In strong language, the Home Affairs Committee said the treatment of the Windrush generation and their descendants had been appalling and demonstrated the need for root and branch reform to the Home Office's culture, policy and approach to immigration.

The report stated: "Specifically, we found that the Windrush generation was caught up by a series of different policy, cultural and organisational changes in the Home Office. These include the removal of Home Office caseworker discretion, the use of targets, restrictions on independent checks and appeals, stronger controls at the border and a raft of laws collectively known as the 'hostile' or, more recently, the 'compliant' environment.

"Within the Home Office a policy shift towards an increasingly rigid, rules-based culture had led to an environment in which people wishing to document their status appear to have been automatically treated with suspicion and scepticism. They had been made to follow processes that appear designed to set them up to fail, while at the same time vital avenues for support such as legal aid and the right of appeal had been removed. We welcome the Home Secretary's pledge that this culture will change and we will monitor the work of UK Visas and Immigration to ensure his words are followed through with action.

"Outside the Home Office, members of the Windrush generation had become caught by policies designed for those in the country unlawfully. There is little evidence that the Home Office has checked the effectiveness of these policies despite clear warning signs and evidence of mistakes being made. We call for essential checks and balances in the system to be reinstated, and for the whole suite of hostile environment measures to be subject to an evaluation, in terms of their efficacy, fairness, impact (including both intended and unintended consequences) and value-for-money."

Yvette Cooper MP said time and again the Home Affairs Committee inquiry heard evidence of a culture of disbelief that has developed in the Home Office in recent years, leaving people feeling they were being set up to fail.

Cooper said the Home Office needs to learn lessons and instigate major reforms or else the "appalling injustice" faced by the Windrush generation will happen all over again to others in future.

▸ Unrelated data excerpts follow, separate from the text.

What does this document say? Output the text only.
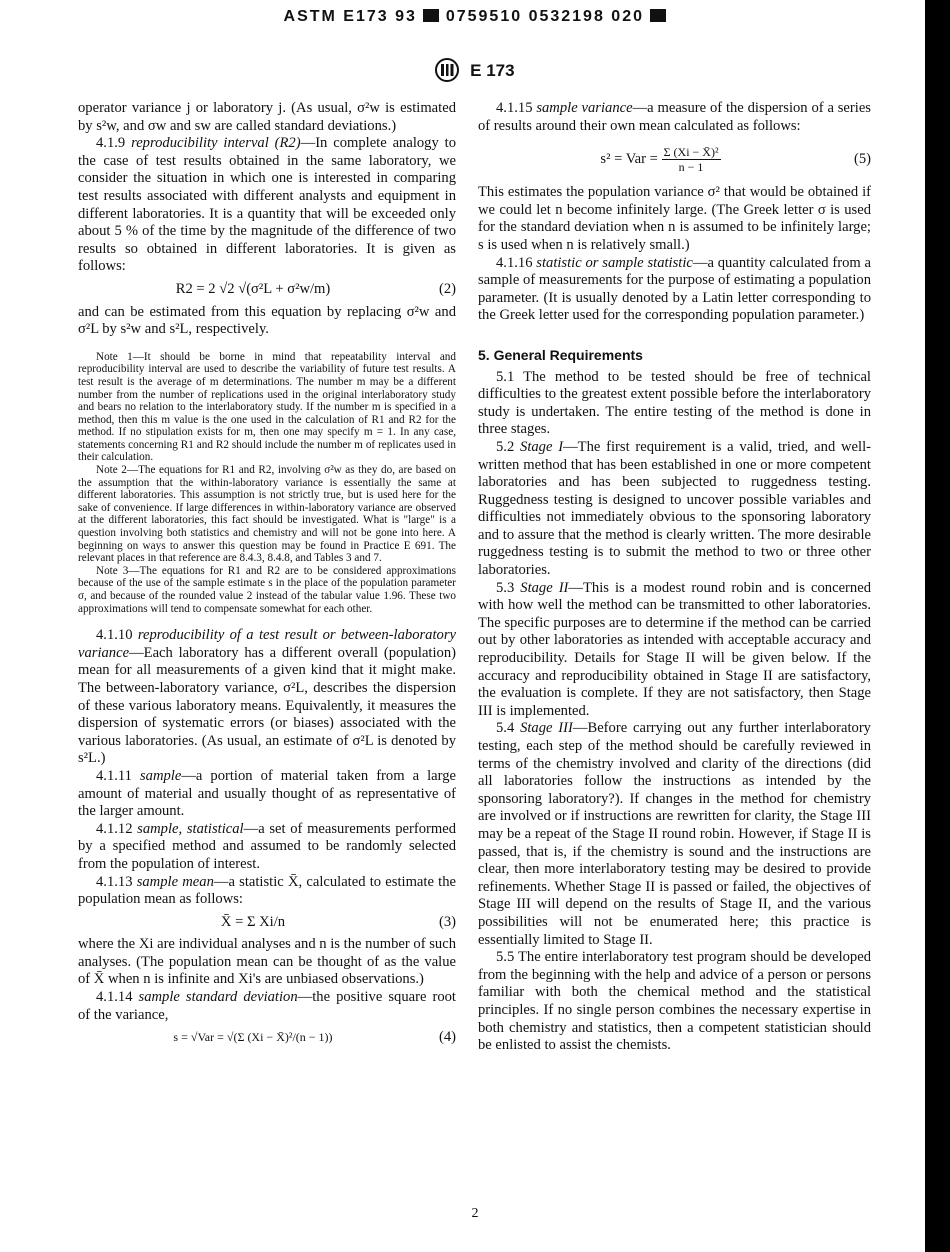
ASTM E173 93 0759510 0532198 020
E 173

operator variance j or laboratory j. (As usual, σ²w is estimated by s²w, and σw and sw are called standard deviations.)

4.1.9 reproducibility interval (R2)—In complete analogy to the case of test results obtained in the same laboratory, we consider the situation in which one is interested in comparing test results associated with different analysts and equipment in different laboratories. It is a quantity that will be exceeded only about 5 % of the time by the magnitude of the difference of two results so obtained in different laboratories. It is given as follows:

R2 = 2 √2 √(σ²L + σ²w/m)	(2)

and can be estimated from this equation by replacing σ²w and σ²L by s²w and s²L, respectively.

Note 1—It should be borne in mind that repeatability interval and reproducibility interval are used to describe the variability of future test results. A test result is the average of m determinations. The number m may be a different number from the number of replications used in the original interlaboratory study and bears no relation to the interlaboratory study. If the number m is specified in a method, then this m value is the one used in the calculation of R1 and R2 for the method. If no stipulation exists for m, then one may specify m = 1. In any case, statements concerning R1 and R2 should include the number m of replicates used in their calculation.

Note 2—The equations for R1 and R2, involving σ²w as they do, are based on the assumption that the within-laboratory variance is essentially the same at different laboratories. This assumption is not strictly true, but is used here for the sake of convenience. If large differences in within-laboratory variance are observed at the different laboratories, this fact should be investigated. What is "large" is a question involving both statistics and chemistry and will not be gone into here. A beginning on ways to answer this question may be found in Practice E 691. The relevant places in that reference are 8.4.3, 8.4.8, and Tables 3 and 7.

Note 3—The equations for R1 and R2 are to be considered approximations because of the use of the sample estimate s in the place of the population parameter σ, and because of the rounded value 2 instead of the tabular value 1.96. These two approximations will tend to compensate somewhat for each other.

4.1.10 reproducibility of a test result or between-laboratory variance—Each laboratory has a different overall (population) mean for all measurements of a given kind that it might make. The between-laboratory variance, σ²L, describes the dispersion of these various laboratory means. Equivalently, it measures the dispersion of systematic errors (or biases) associated with the various laboratories. (As usual, an estimate of σ²L is denoted by s²L.)

4.1.11 sample—a portion of material taken from a large amount of material and usually thought of as representative of the larger amount.

4.1.12 sample, statistical—a set of measurements performed by a specified method and assumed to be randomly selected from the population of interest.

4.1.13 sample mean—a statistic X̄, calculated to estimate the population mean as follows:

X̄ = Σ Xi/n	(3)

where the Xi are individual analyses and n is the number of such analyses. (The population mean can be thought of as the value of X̄ when n is infinite and Xi's are unbiased observations.)

4.1.14 sample standard deviation—the positive square root of the variance,

s = √Var = √(Σ (Xi − X̄)²/(n − 1))	(4)

4.1.15 sample variance—a measure of the dispersion of a series of results around their own mean calculated as follows:

s² = Var = $\frac{\text{Σ (Xi − X̄)²}}{n - 1}$	(5)

This estimates the population variance σ² that would be obtained if we could let n become infinitely large. (The Greek letter σ is used for the standard deviation when n is assumed to be infinitely large; s is used when n is relatively small.)

4.1.16 statistic or sample statistic—a quantity calculated from a sample of measurements for the purpose of estimating a population parameter. (It is usually denoted by a Latin letter corresponding to the Greek letter used for the corresponding population parameter.)

5. General Requirements

5.1 The method to be tested should be free of technical difficulties to the greatest extent possible before the interlaboratory study is undertaken. The entire testing of the method is done in three stages.

5.2 Stage I—The first requirement is a valid, tried, and well-written method that has been established in one or more competent laboratories and has been subjected to ruggedness testing. Ruggedness testing is designed to uncover possible variables and difficulties not immediately obvious to the sponsoring laboratory and to assure that the method is clearly written. The more desirable ruggedness testing is to submit the method to two or three other laboratories.

5.3 Stage II—This is a modest round robin and is concerned with how well the method can be transmitted to other laboratories. The specific purposes are to determine if the method can be carried out by other laboratories as intended with acceptable accuracy and reproducibility. Details for Stage II will be given below. If the accuracy and reproducibility obtained in Stage II are satisfactory, the evaluation is complete. If they are not satisfactory, then Stage III is implemented.

5.4 Stage III—Before carrying out any further interlaboratory testing, each step of the method should be carefully reviewed in terms of the chemistry involved and clarity of the directions (did all laboratories follow the instructions as intended by the sponsoring laboratory?). If changes in the method for chemistry are involved or if instructions are rewritten for clarity, the Stage III may be a repeat of the Stage II round robin. However, if Stage II is passed, that is, if the chemistry is sound and the instructions are clear, then more interlaboratory testing may be desired to provide refinements. Whether Stage II is passed or failed, the objectives of Stage III will depend on the results of Stage II, and the various possibilities will not be enumerated here; this practice is essentially limited to Stage II.

5.5 The entire interlaboratory test program should be developed from the beginning with the help and advice of a person or persons familiar with both the chemical method and the statistical principles. If no single person combines the necessary expertise in both chemistry and statistics, then a competent statistician should be enlisted to assist the chemists.

2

"Decision-making needs to be overhauled, proper appeals, checks and safeguards need to be reinstated, the net migration target which creates perverse incentives should go, and the Committee questions whether the hostile, or compliant, environment should continue in anything like its present form. The new Home Secretary has a great deal of work to do before the UK has a humane and fair immigration system. The Windrush generation, who have contributed so much to Britain, have been badly let down. The Home Office has a responsibility to make sure nothing like this can ever happen again," Cooper said.

Amongst the report's recommendations, the Home Affairs Committee called for the reintroduction of appeal rights, stating: "We have previously noted that around half of immigration appeals are successful. This provides us with little confidence in the accuracy of current Home Office decision-making. It is therefore unacceptable that decisions on Windrush cases do not attract a right of appeal. We recommend that the right of appeal be reintroduced to all immigration routes. The reintroduction of appeal rights should be accompanied by the restoration of legal aid arrangements for immigration matters in order to allow those with complex cases the access to legal advice they need."

In response to the report, a Home Office spokesperson was quoted by BBC News as saying: "A lessons learned review, which will have independent oversight, will help ensure that we have a clear picture of what went wrong and how we should take this forward.

"But in the meantime we are already reviewing existing safeguards to ensure that those who are here lawfully are not inadvertently disadvantaged by measures put in place to tackle illegal migration."